All I could do was cut my losses and carve out new neuropathways in my mind and new lifestyle measures that could lead to a fulfilling existence.
In this, I suppose I can be grateful for the lessons administered by a life with multiple sclerosis. The (approximately) ten relapses of the past twelve years have taught me how to accept unfair losses. I can apply that wisdom to the attack on my financial security. It’s not a one-to-one correlation—my disease is not a sentient being, my spoofing scammer is. But it can help me process the loss and move through the grief.
“It’s not your fault, what happened.” The character that I played in my recent play bestowed this assurance on her friend after a grievous family betrayal. I try to extend the same grace to myself.

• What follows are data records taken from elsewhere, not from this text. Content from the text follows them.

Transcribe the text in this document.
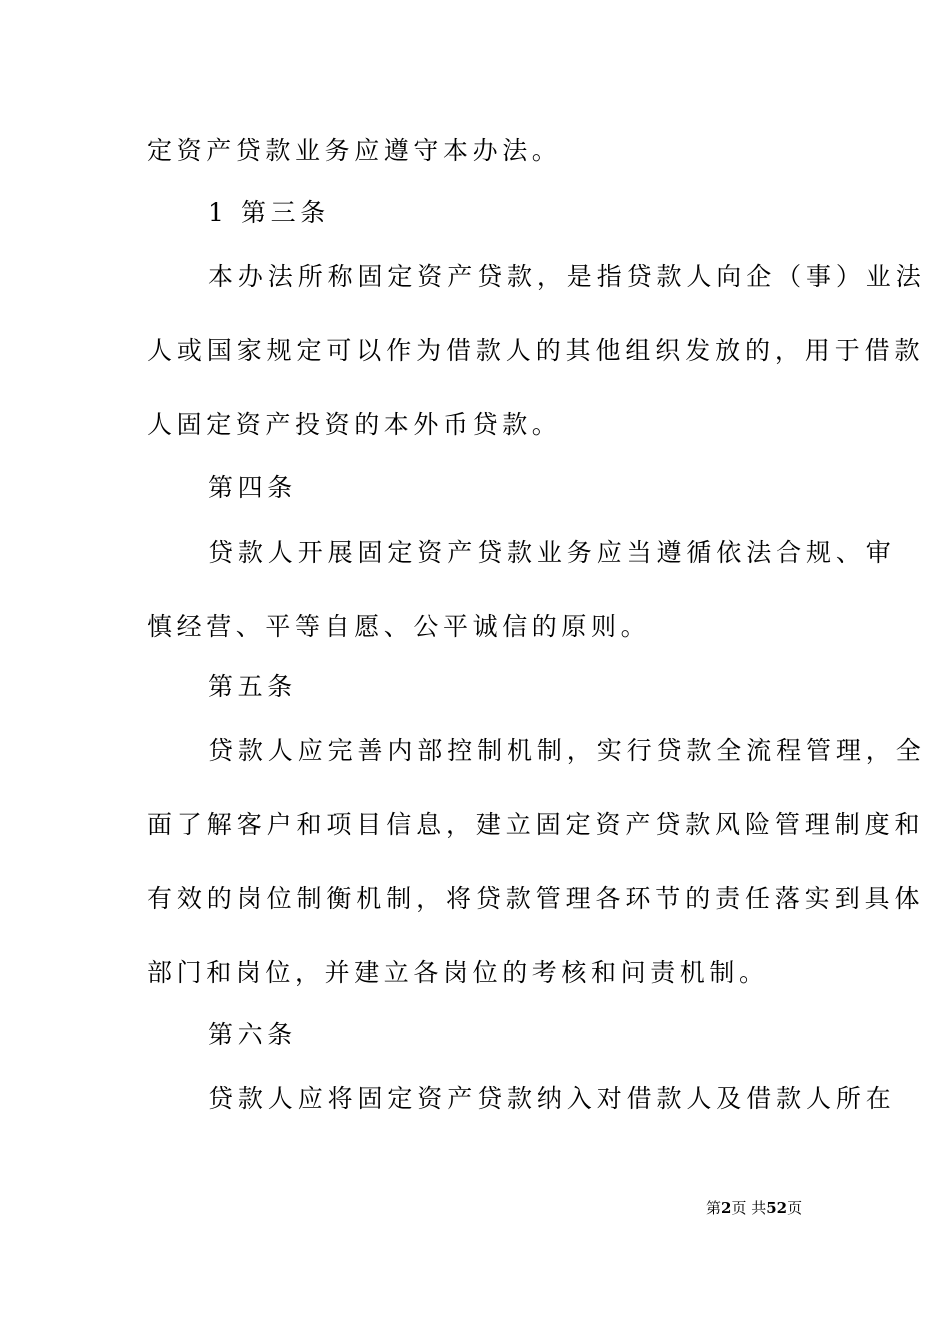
定资产贷款业务应遵守本办法。
1 第三条
本办法所称固定资产贷款，是指贷款人向企（事）业法
人或国家规定可以作为借款人的其他组织发放的，用于借款
人固定资产投资的本外币贷款。
第四条
贷款人开展固定资产贷款业务应当遵循依法合规、审
慎经营、平等自愿、公平诚信的原则。
第五条
贷款人应完善内部控制机制，实行贷款全流程管理，全
面了解客户和项目信息，建立固定资产贷款风险管理制度和
有效的岗位制衡机制，将贷款管理各环节的责任落实到具体
部门和岗位，并建立各岗位的考核和问责机制。
第六条
贷款人应将固定资产贷款纳入对借款人及借款人所在
第2页 共52页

Of course, the friend doesn’t accept the concession so easily, retorting, “It doesn’t matter. [We] can’t unlearn what [we] just learned, you know. ” The damage has already been done. It cannot be reversed. The same holds for my bank account and my trust in the goodness of humanity.
The fact is, both statements are true. Both the harm and the absolution. I have to embrace the dualism. I have to find a way to hold both truths in the curling palm of my hand. Above all else, I must keep moving forward—as difficult as it may be at times—journeying to a sense of restored hope, to a greater place of resilience.



Oh Ann, no one deserves the deviousness of cyber crime, especially with all you have on your plate. Your performance in the play last week was amazing, and we so appreciate your dedication to your craft. Their karma is in peril.